LinuxLists.cc - [PATCH v3 2/7] lib/group_cpus: optimize inner loop in grp_spread_init

2023-12-12 04:21:32

Subject: [PATCH v3 2/7] lib/group_cpus: optimize inner loop in grp_spread_init_one()

The loop starts from the beginning every time we switch to the next
sibling mask. This is the Schlemiel the Painter's style of coding
because we know for sure that nmsk is clear up to current CPU, and we
can just continue from the next CPU.

Also, we can do it nicer if leverage the dedicated for_each() iterator,
and simplify the logic of clearing a bit in nmsk.

Signed-off-by: Yury Norov <[email protected]>
---
lib/group_cpus.c | 13 ++++++-------
1 file changed, 6 insertions(+), 7 deletions(-)

diff --git a/lib/group_cpus.c b/lib/group_cpus.c
index ee272c4cefcc..10dead3ab0e0 100644
--- a/lib/group_cpus.c
+++ b/lib/group_cpus.c
@@ -30,14 +30,13 @@ static void grp_spread_init_one(struct cpumask *irqmsk, struct cpumask *nmsk,

/* If the cpu has siblings, use them first */
siblmsk = topology_sibling_cpumask(cpu);
- for (sibl = -1; cpus_per_grp > 0; ) {
- sibl = cpumask_next(sibl, siblmsk);
- if (sibl >= nr_cpu_ids)
- break;
- if (!cpumask_test_and_clear_cpu(sibl, nmsk))
- continue;
+ sibl = cpu + 1;
+
+ for_each_cpu_and_from(sibl, siblmsk, nmsk) {
+ cpumask_clear_cpu(sibl, nmsk);
cpumask_set_cpu(sibl, irqmsk);
- cpus_per_grp--;
+ if (cpus_per_grp-- == 0)
+ return;
}
}
}
--
2.40.1

2023-12-12 09:47:23

by Ming Lei

[permalink] [raw]

Subject: Re: [PATCH v3 2/7] lib/group_cpus: optimize inner loop in grp_spread_init_one()

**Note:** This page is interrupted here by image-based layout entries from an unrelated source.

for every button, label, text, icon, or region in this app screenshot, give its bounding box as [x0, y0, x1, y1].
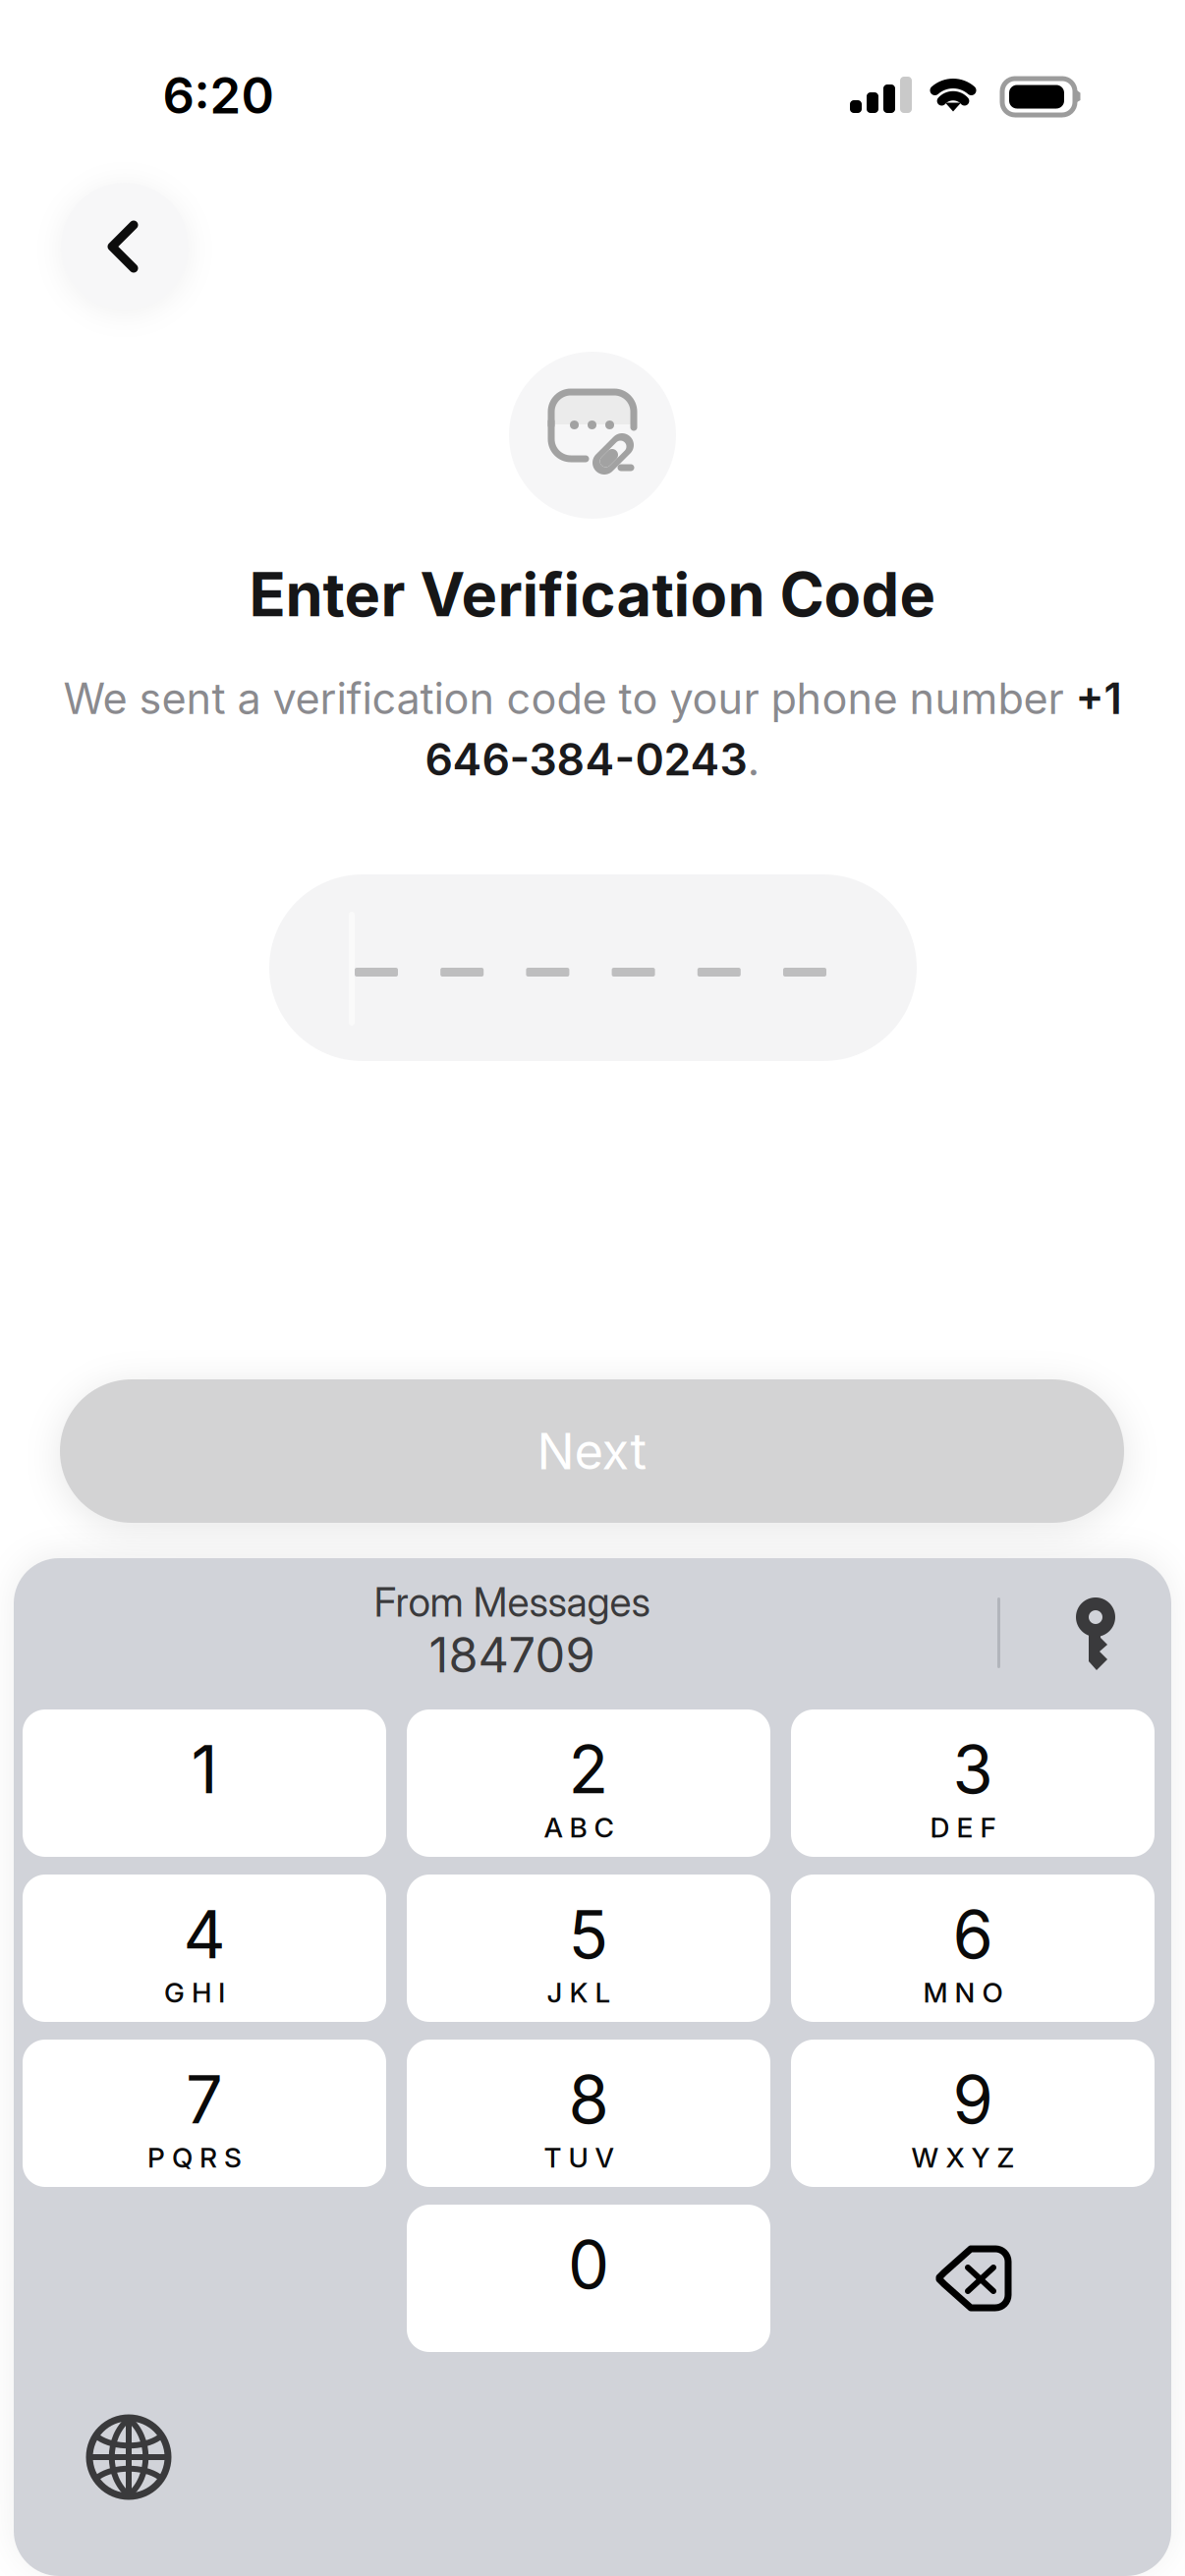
button[interactable]: Next	[60, 1379, 1124, 1523]
staticText: 9	[953, 2060, 993, 2139]
staticText: PQRS	[147, 2141, 242, 2174]
staticText: 1	[191, 1730, 218, 1809]
button[interactable]: 8	[407, 2040, 770, 2187]
button[interactable]: Delete	[791, 2205, 1155, 2352]
staticText: GHI	[164, 1976, 225, 2009]
staticText: JKL	[547, 1976, 611, 2009]
button[interactable]: Verification code	[269, 874, 917, 1061]
staticText: 4	[183, 1895, 226, 1974]
staticText: .	[747, 733, 760, 786]
staticText: 3	[953, 1730, 993, 1809]
staticText: 5	[568, 1895, 609, 1974]
button[interactable]: 5	[407, 1875, 770, 2022]
staticText: Enter Verification Code	[249, 558, 936, 631]
staticText: 646-384-0243	[425, 733, 747, 786]
button[interactable]: Passwords	[997, 1589, 1145, 1677]
button[interactable]: 1	[23, 1709, 386, 1857]
staticText: 8	[568, 2060, 609, 2139]
staticText: DEF	[930, 1811, 996, 1844]
staticText: MNO	[923, 1976, 1003, 2009]
button[interactable]: 6	[791, 1875, 1155, 2022]
staticText: 6	[953, 1895, 993, 1974]
staticText: WXYZ	[911, 2141, 1015, 2174]
button[interactable]: Next keyboard	[70, 2398, 188, 2516]
staticText: TUV	[544, 2141, 614, 2174]
staticText: 6:20	[163, 65, 274, 125]
staticText: 2	[568, 1730, 609, 1809]
button[interactable]: 9	[791, 2040, 1155, 2187]
button[interactable]: 0	[407, 2205, 770, 2352]
staticText: Next	[537, 1421, 647, 1481]
staticText: From Messages	[374, 1578, 650, 1626]
staticText: 184709	[429, 1626, 595, 1684]
button[interactable]: Back	[61, 183, 189, 310]
staticText: 0	[568, 2225, 609, 2304]
button[interactable]: 7	[23, 2040, 386, 2187]
staticText: 7	[186, 2060, 223, 2139]
button[interactable]: 4	[23, 1875, 386, 2022]
staticText: We sent a verification code to your phon…	[63, 673, 1075, 724]
staticText: ABC	[544, 1811, 614, 1844]
button[interactable]: 3	[791, 1709, 1155, 1857]
staticText: +1	[1075, 673, 1122, 724]
button[interactable]: From Messages	[26, 1578, 998, 1696]
button[interactable]: 2	[407, 1709, 770, 1857]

On Mon, Dec 11, 2023 at 08:21:02PM -0800, Yury Norov wrote:
> The loop starts from the beginning every time we switch to the next
> sibling mask. This is the Schlemiel the Painter's style of coding
> because we know for sure that nmsk is clear up to current CPU, and we
> can just continue from the next CPU.
>
> Also, we can do it nicer if leverage the dedicated for_each() iterator,
> and simplify the logic of clearing a bit in nmsk.
>
> Signed-off-by: Yury Norov <[email protected]>
> ---
> lib/group_cpus.c | 13 ++++++-------
> 1 file changed, 6 insertions(+), 7 deletions(-)
>
> diff --git a/lib/group_cpus.c b/lib/group_cpus.c
> index ee272c4cefcc..10dead3ab0e0 100644
> --- a/lib/group_cpus.c
> +++ b/lib/group_cpus.c
> @@ -30,14 +30,13 @@ static void grp_spread_init_one(struct cpumask *irqmsk, struct cpumask *nmsk,
>
> /* If the cpu has siblings, use them first */
> siblmsk = topology_sibling_cpumask(cpu);
> - for (sibl = -1; cpus_per_grp > 0; ) {
> - sibl = cpumask_next(sibl, siblmsk);
> - if (sibl >= nr_cpu_ids)
> - break;
> - if (!cpumask_test_and_clear_cpu(sibl, nmsk))
> - continue;
> + sibl = cpu + 1;

It doesn't have to 'cpu + 1', see below comment.

> +
> + for_each_cpu_and_from(sibl, siblmsk, nmsk) {
> + cpumask_clear_cpu(sibl, nmsk);
> cpumask_set_cpu(sibl, irqmsk);
> - cpus_per_grp--;
> + if (cpus_per_grp-- == 0)

if (--cpus_per_grp == 0)

> + return;

I think for_each_cpu_and() should work just fine, cause cpu has been cleared
from nmsk, so the change can be something like, then patch 1 isn't
necessary.

for_each_cpu_and(sibl, siblmsk, nmsk) {
cpumask_clear_cpu(sibl, nmsk);
cpumask_set_cpu(sibl, irqmsk);
if (--cpus_per_grp == 0)
return;
}

Thanks,
Ming

2023-12-12 17:04:45

by Yury Norov

[permalink] [raw]

Subject: Re: [PATCH v3 2/7] lib/group_cpus: optimize inner loop in grp_spread_init_one()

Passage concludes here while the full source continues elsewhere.